Song Structure
Verse chorus bridge — the architecture of music.
Intro, verse, chorus, drop — sections are how listeners follow your story.
// WHAT IT DOES
Songs are built from sections. Each section has a job: intro = invite the listener in, verse = tell the story, / drop = deliver the hook, bridge = contrast, outro = wind down.
Most genres have a typical section layout: pop is often verse-chorus-verse-chorus-bridge-chorus; EDM is often intro-build-drop-break-build-drop-outro. Listeners subconsciously expect these patterns.
Sections work because they create contrast. A chorus only feels like a chorus because the verse before it didn't have those elements. Arrangement = where you add and remove instruments to create that contrast.
- • Without structure, songs feel directionless.
- • Contrast between sections is what makes the hook hit.
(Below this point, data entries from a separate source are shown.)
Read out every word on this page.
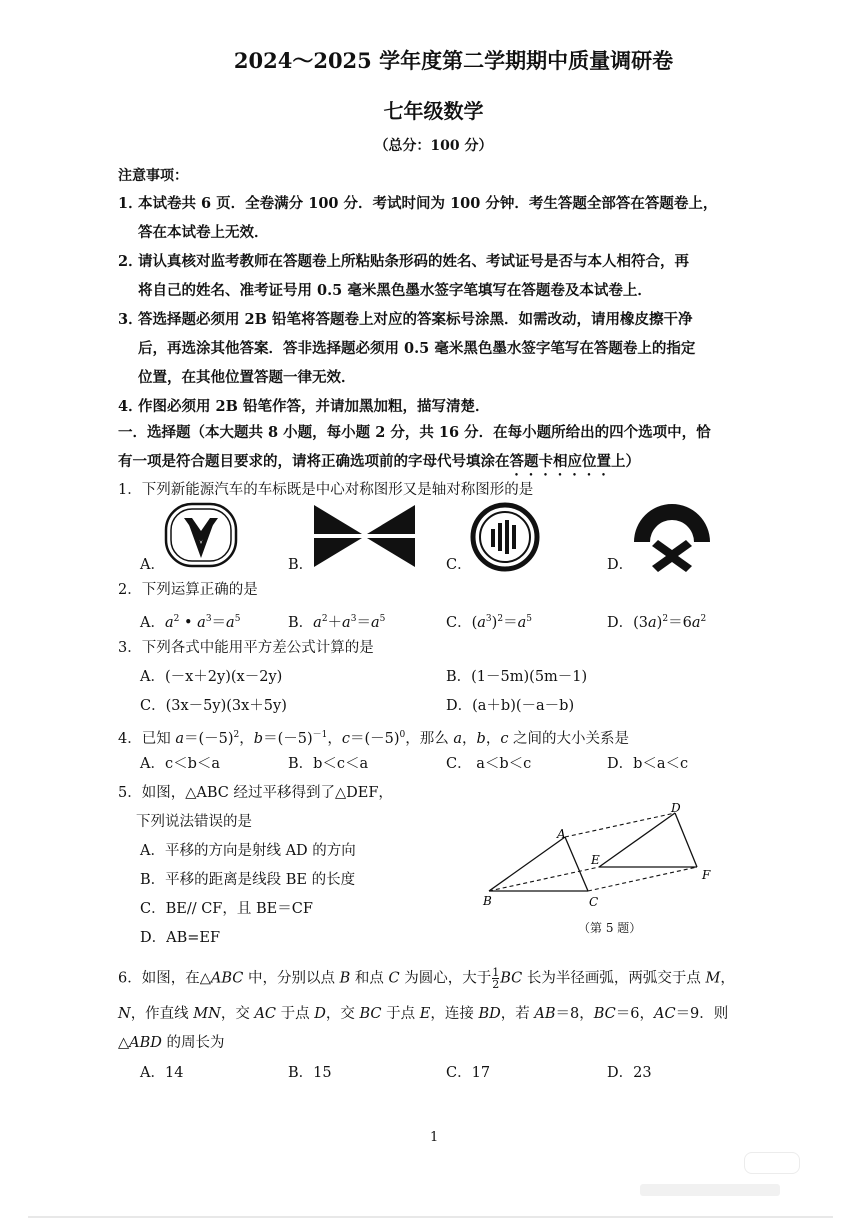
2024～2025 学年度第二学期期中质量调研卷
七年级数学
（总分：100 分）
注意事项：
1．本试卷共 6 页．全卷满分 100 分．考试时间为 100 分钟．考生答题全部答在答题卷上，

答在本试卷上无效．
2．请认真核对监考教师在答题卷上所粘贴条形码的姓名、考试证号是否与本人相符合，再

将自己的姓名、准考证号用 0.5 毫米黑色墨水签字笔填写在答题卷及本试卷上．
3．答选择题必须用 2B 铅笔将答题卷上对应的答案标号涂黑．如需改动，请用橡皮擦干净

后，再选涂其他答案．答非选择题必须用 0.5 毫米黑色墨水签字笔写在答题卷上的指定
位置，在其他位置答题一律无效．
4．作图必须用 2B 铅笔作答，并请加黑加粗，描写清楚．
一．选择题（本大题共 8 小题，每小题 2 分，共 16 分．在每小题所给出的四个选项中，恰
有一项是符合题目要求的，请将正确选项前的字母代号填涂在答题卡相应位置上）
1．下列新能源汽车的车标既是中心对称图形又是轴对称图形的是
A．	B．	C．	D．
2．下列运算正确的是
A．$a^2$ • $a^3=a^5$	B．$a^2+a^3=a^5$	C．$(a^3)^2=a^5$	D．$(3a)^2=6a^2$
3．下列各式中能用平方差公式计算的是
A．(－x＋2y)(x－2y)	B．(1－5m)(5m－1)
C．(3x－5y)(3x＋5y)	D．(a＋b)(－a－b)
4．已知 $a=(-5)^2$，$b=(-5)^{-1}$，$c=(-5)^0$，那么 a，b，c 之间的大小关系是
A．c＜b＜a	B．b＜c＜a	C． a＜b＜c	D．b＜a＜c
5．如图，△ABC 经过平移得到了△DEF，
下列说法错误的是
A．平移的方向是射线 AD 的方向
B．平移的距离是线段 BE 的长度
C．BE// CF，且 BE＝CF
D．AB=EF
A
B	C
D
E
F
（第 5 题）
6．如图，在△ABC 中，分别以点 B 和点 C 为圆心，大于 $\frac{1}{2}$ BC 长为半径画弧，两弧交于点 M，
N，作直线 MN，交 AC 于点 D，交 BC 于点 E，连接 BD，若 AB＝8，BC＝6，AC＝9．则
△ABD 的周长为
A．14	B．15	C．17	D．23
1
- • Listeners stay engaged when they know where they are in the song.
// SEE & HEAR IT
▶ PLAY to hear it. Mute/solo tracks while playing. Click & drag the bottom lane to draw master-volume automation — it shapes the playback level live.
▸ HOW IT WORKS
- • Section transitions creating expectation.
- • Choruses feeling 'bigger' than verses.
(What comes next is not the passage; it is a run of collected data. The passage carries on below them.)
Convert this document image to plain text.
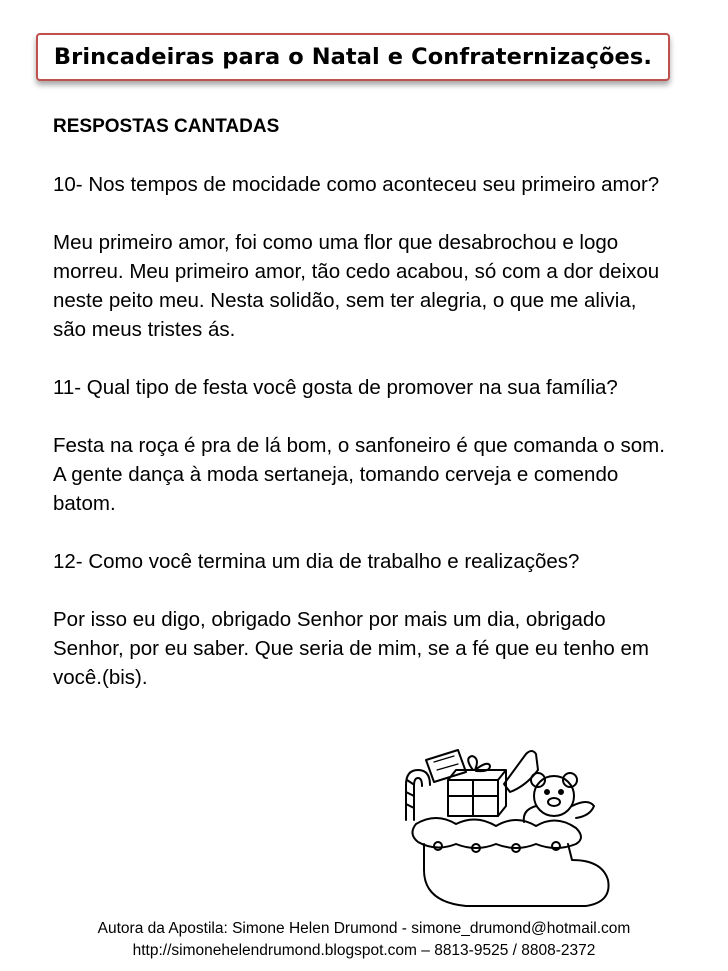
Brincadeiras para o Natal e Confraternizações.
RESPOSTAS CANTADAS

10- Nos tempos de mocidade como aconteceu seu primeiro amor?

Meu primeiro amor, foi como uma flor que desabrochou e logo morreu. Meu primeiro amor, tão cedo acabou, só com a dor deixou neste peito meu. Nesta solidão, sem ter alegria, o que me alivia, são meus tristes ás.

11- Qual tipo de festa você gosta de promover na sua família?

Festa na roça é pra de lá bom, o sanfoneiro é que comanda o som. A gente dança à moda sertaneja, tomando cerveja e comendo batom.

12- Como você termina um dia de trabalho e realizações?

Por isso eu digo, obrigado Senhor por mais um dia, obrigado Senhor, por eu saber. Que seria de mim, se a fé que eu tenho em você.(bis).

Autora da Apostila: Simone Helen Drumond - simone_drumond@hotmail.com
http://simonehelendrumond.blogspot.com – 8813-9525 / 8808-2372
- • Bridge offering harmonic or rhythmic contrast.
▸ WALKTHROUGH (5 steps)
- 1. DO: Open a reference song and mark every section with locators.▸ LISTEN: Notice typical section lengths.
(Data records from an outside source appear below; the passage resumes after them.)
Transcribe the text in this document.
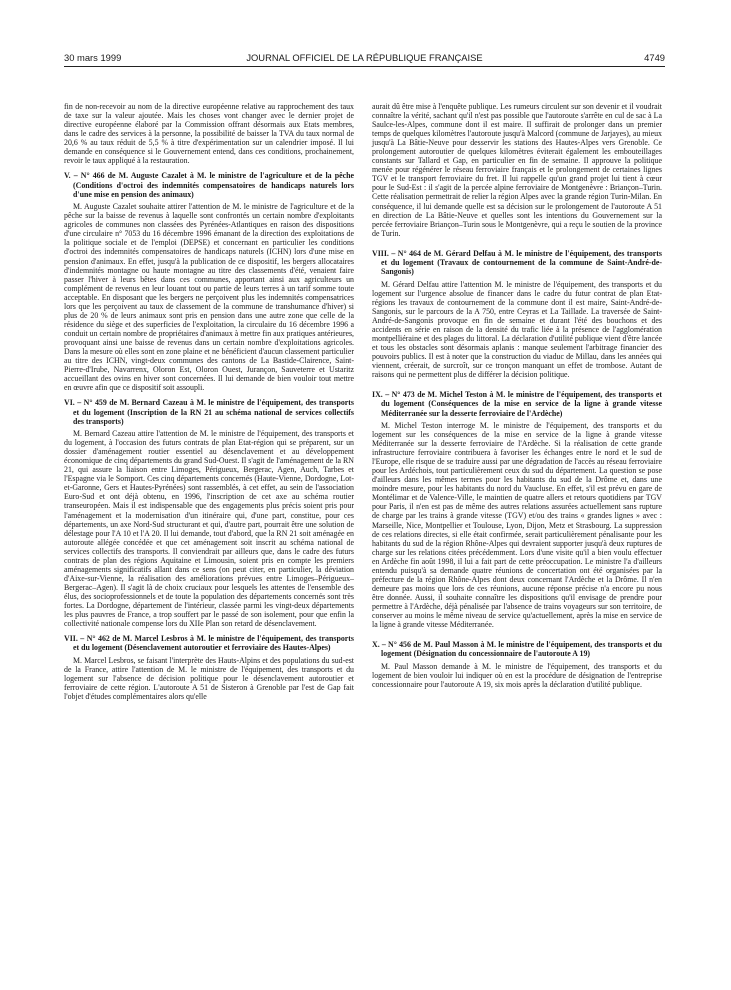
30 mars 1999	JOURNAL OFFICIEL DE LA RÉPUBLIQUE FRANÇAISE	4749

fin de non-recevoir au nom de la directive européenne relative au rapprochement des taux de taxe sur la valeur ajoutée. Mais les choses vont changer avec le dernier projet de directive européenne élaboré par la Commission offrant désormais aux Etats membres, dans le cadre des services à la personne, la possibilité de baisser la TVA du taux normal de 20,6 % au taux réduit de 5,5 % à titre d'expérimentation sur un calendrier imposé. Il lui demande en conséquence si le Gouvernement entend, dans ces conditions, prochainement, revoir le taux appliqué à la restauration.

V. – N° 466 de M. Auguste Cazalet à M. le ministre de l'agriculture et de la pêche (Conditions d'octroi des indemnités compensatoires de handicaps naturels lors d'une mise en pension des animaux)

M. Auguste Cazalet souhaite attirer l'attention de M. le ministre de l'agriculture et de la pêche sur la baisse de revenus à laquelle sont confrontés un certain nombre d'exploitants agricoles de communes non classées des Pyrénées-Atlantiques en raison des dispositions d'une circulaire n° 7053 du 16 décembre 1996 émanant de la direction des exploitations de la politique sociale et de l'emploi (DEPSE) et concernant en particulier les conditions d'octroi des indemnités compensatoires de handicaps naturels (ICHN) lors d'une mise en pension d'animaux. En effet, jusqu'à la publication de ce dispositif, les bergers allocataires d'indemnités montagne ou haute montagne au titre des classements d'été, venaient faire passer l'hiver à leurs bêtes dans ces communes, apportant ainsi aux agriculteurs un complément de revenus en leur louant tout ou partie de leurs terres à un tarif somme toute acceptable. En disposant que les bergers ne perçoivent plus les indemnités compensatrices lors que les perçoivent au taux de classement de la commune de transhumance d'hiver) si plus de 20 % de leurs animaux sont pris en pension dans une autre zone que celle de la résidence du siège et des superficies de l'exploitation, la circulaire du 16 décembre 1996 a conduit un certain nombre de propriétaires d'animaux à mettre fin aux pratiques antérieures, provoquant ainsi une baisse de revenus dans un certain nombre d'exploitations agricoles. Dans la mesure où elles sont en zone plaine et ne bénéficient d'aucun classement particulier au titre des ICHN, vingt-deux communes des cantons de La Bastide-Clairence, Saint-Pierre-d'Irube, Navarrenx, Oloron Est, Oloron Ouest, Jurançon, Sauveterre et Ustaritz accueillant des ovins en hiver sont concernées. Il lui demande de bien vouloir tout mettre en œuvre afin que ce dispositif soit assoupli.

VI. – N° 459 de M. Bernard Cazeau à M. le ministre de l'équipement, des transports et du logement (Inscription de la RN 21 au schéma national de services collectifs des transports)

M. Bernard Cazeau attire l'attention de M. le ministre de l'équipement, des transports et du logement, à l'occasion des futurs contrats de plan Etat-région qui se préparent, sur un dossier d'aménagement routier essentiel au désenclavement et au développement économique de cinq départements du grand Sud-Ouest. Il s'agit de l'aménagement de la RN 21, qui assure la liaison entre Limoges, Périgueux, Bergerac, Agen, Auch, Tarbes et l'Espagne via le Somport. Ces cinq départements concernés (Haute-Vienne, Dordogne, Lot-et-Garonne, Gers et Hautes-Pyrénées) sont rassemblés, à cet effet, au sein de l'association Euro-Sud et ont déjà obtenu, en 1996, l'inscription de cet axe au schéma routier transeuropéen. Mais il est indispensable que des engagements plus précis soient pris pour l'aménagement et la modernisation d'un itinéraire qui, d'une part, constitue, pour ces départements, un axe Nord-Sud structurant et qui, d'autre part, pourrait être une solution de délestage pour l'A 10 et l'A 20. Il lui demande, tout d'abord, que la RN 21 soit aménagée en autoroute allégée concédée et que cet aménagement soit inscrit au schéma national de services collectifs des transports. Il conviendrait par ailleurs que, dans le cadre des futurs contrats de plan des régions Aquitaine et Limousin, soient pris en compte les premiers aménagements significatifs allant dans ce sens (on peut citer, en particulier, la déviation d'Aixe-sur-Vienne, la réalisation des améliorations prévues entre Limoges–Périgueux–Bergerac–Agen). Il s'agit là de choix cruciaux pour lesquels les attentes de l'ensemble des élus, des socioprofessionnels et de toute la population des départements concernés sont très fortes. La Dordogne, département de l'intérieur, classée parmi les vingt-deux départements les plus pauvres de France, a trop souffert par le passé de son isolement, pour que enfin la collectivité nationale compense lors du XIIe Plan son retard de désenclavement.

VII. – N° 462 de M. Marcel Lesbros à M. le ministre de l'équipement, des transports et du logement (Désenclavement autoroutier et ferroviaire des Hautes-Alpes)

M. Marcel Lesbros, se faisant l'interprète des Hauts-Alpins et des populations du sud-est de la France, attire l'attention de M. le ministre de l'équipement, des transports et du logement sur l'absence de décision politique pour le désenclavement autoroutier et ferroviaire de cette région. L'autoroute A 51 de Sisteron à Grenoble par l'est de Gap fait l'objet d'études complémentaires alors qu'elle

aurait dû être mise à l'enquête publique. Les rumeurs circulent sur son devenir et il voudrait connaître la vérité, sachant qu'il n'est pas possible que l'autoroute s'arrête en cul de sac à La Saulce-les-Alpes, commune dont il est maire. Il suffirait de prolonger dans un premier temps de quelques kilomètres l'autoroute jusqu'à Malcord (commune de Jarjayes), au mieux jusqu'à La Bâtie-Neuve pour desservir les stations des Hautes-Alpes vers Grenoble. Ce prolongement autoroutier de quelques kilomètres éviterait également les embouteillages constants sur Tallard et Gap, en particulier en fin de semaine. Il approuve la politique menée pour régénérer le réseau ferroviaire français et le prolongement de certaines lignes TGV et le transport ferroviaire du fret. Il lui rappelle qu'un grand projet lui tient à cœur pour le Sud-Est : il s'agit de la percée alpine ferroviaire de Montgenèvre : Briançon–Turin. Cette réalisation permettrait de relier la région Alpes avec la grande région Turin-Milan. En conséquence, il lui demande quelle est sa décision sur le prolongement de l'autoroute A 51 en direction de La Bâtie-Neuve et quelles sont les intentions du Gouvernement sur la percée ferroviaire Briançon–Turin sous le Montgenèvre, qui a reçu le soutien de la province de Turin.

VIII. – N° 464 de M. Gérard Delfau à M. le ministre de l'équipement, des transports et du logement (Travaux de contournement de la commune de Saint-André-de-Sangonis)

M. Gérard Delfau attire l'attention M. le ministre de l'équipement, des transports et du logement sur l'urgence absolue de financer dans le cadre du futur contrat de plan Etat-régions les travaux de contournement de la commune dont il est maire, Saint-André-de-Sangonis, sur le parcours de la A 750, entre Ceyras et La Taillade. La traversée de Saint-André-de-Sangonis provoque en fin de semaine et durant l'été des bouchons et des accidents en série en raison de la densité du trafic liée à la présence de l'agglomération montpelliéraine et des plages du littoral. La déclaration d'utilité publique vient d'être lancée et tous les obstacles sont désormais aplanis : manque seulement l'arbitrage financier des pouvoirs publics. Il est à noter que la construction du viaduc de Millau, dans les années qui viennent, créerait, de surcroît, sur ce tronçon manquant un effet de trombose. Autant de raisons qui ne permettent plus de différer la décision politique.

IX. – N° 473 de M. Michel Teston à M. le ministre de l'équipement, des transports et du logement (Conséquences de la mise en service de la ligne à grande vitesse Méditerranée sur la desserte ferroviaire de l'Ardèche)

M. Michel Teston interroge M. le ministre de l'équipement, des transports et du logement sur les conséquences de la mise en service de la ligne à grande vitesse Méditerranée sur la desserte ferroviaire de l'Ardèche. Si la réalisation de cette grande infrastructure ferroviaire contribuera à favoriser les échanges entre le nord et le sud de l'Europe, elle risque de se traduire aussi par une dégradation de l'accès au réseau ferroviaire pour les Ardéchois, tout particulièrement ceux du sud du département. La question se pose d'ailleurs dans les mêmes termes pour les habitants du sud de la Drôme et, dans une moindre mesure, pour les habitants du nord du Vaucluse. En effet, s'il est prévu en gare de Montélimar et de Valence-Ville, le maintien de quatre allers et retours quotidiens par TGV pour Paris, il n'en est pas de même des autres relations assurées actuellement sans rupture de charge par les trains à grande vitesse (TGV) et/ou des trains « grandes lignes » avec : Marseille, Nice, Montpellier et Toulouse, Lyon, Dijon, Metz et Strasbourg. La suppression de ces relations directes, si elle était confirmée, serait particulièrement pénalisante pour les habitants du sud de la région Rhône-Alpes qui devraient supporter jusqu'à deux ruptures de charge sur les relations citées précédemment. Lors d'une visite qu'il a bien voulu effectuer en Ardèche fin août 1998, il lui a fait part de cette préoccupation. Le ministre l'a d'ailleurs entendu puisqu'à sa demande quatre réunions de concertation ont été organisées par la préfecture de la région Rhône-Alpes dont deux concernant l'Ardèche et la Drôme. Il n'en demeure pas moins que lors de ces réunions, aucune réponse précise n'a encore pu nous être donnée. Aussi, il souhaite connaître les dispositions qu'il envisage de prendre pour permettre à l'Ardèche, déjà pénalisée par l'absence de trains voyageurs sur son territoire, de conserver au moins le même niveau de service qu'actuellement, après la mise en service de la ligne à grande vitesse Méditerranée.

X. – N° 456 de M. Paul Masson à M. le ministre de l'équipement, des transports et du logement (Désignation du concessionnaire de l'autoroute A 19)

M. Paul Masson demande à M. le ministre de l'équipement, des transports et du logement de bien vouloir lui indiquer où en est la procédure de désignation de l'entreprise concessionnaire pour l'autoroute A 19, six mois après la déclaration d'utilité publique.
- 2. DO: Map out empty sections for your own track first.▸ LISTEN: Skeleton-first arrangement.
- 3. DO: Add or remove instruments per section.▸ LISTEN: Contrast emerges automatically.
- 4. DO: Sketch intro – verse – chorus – verse – chorus – bridge – chorus.▸ LISTEN: Familiar pop arc — predictable in the best way.
- 5. DO: Add a 4-bar pre-chorus that pulls energy back before the drop.▸ LISTEN: Contrast makes the chorus hit harder.
▸ COMMON MISTAKES
- ✗ No clear section boundaries — song feels like a wandering loop.
- ✗ Every section the same density.
- ✗ Forgetting the outro — songs stop abruptly.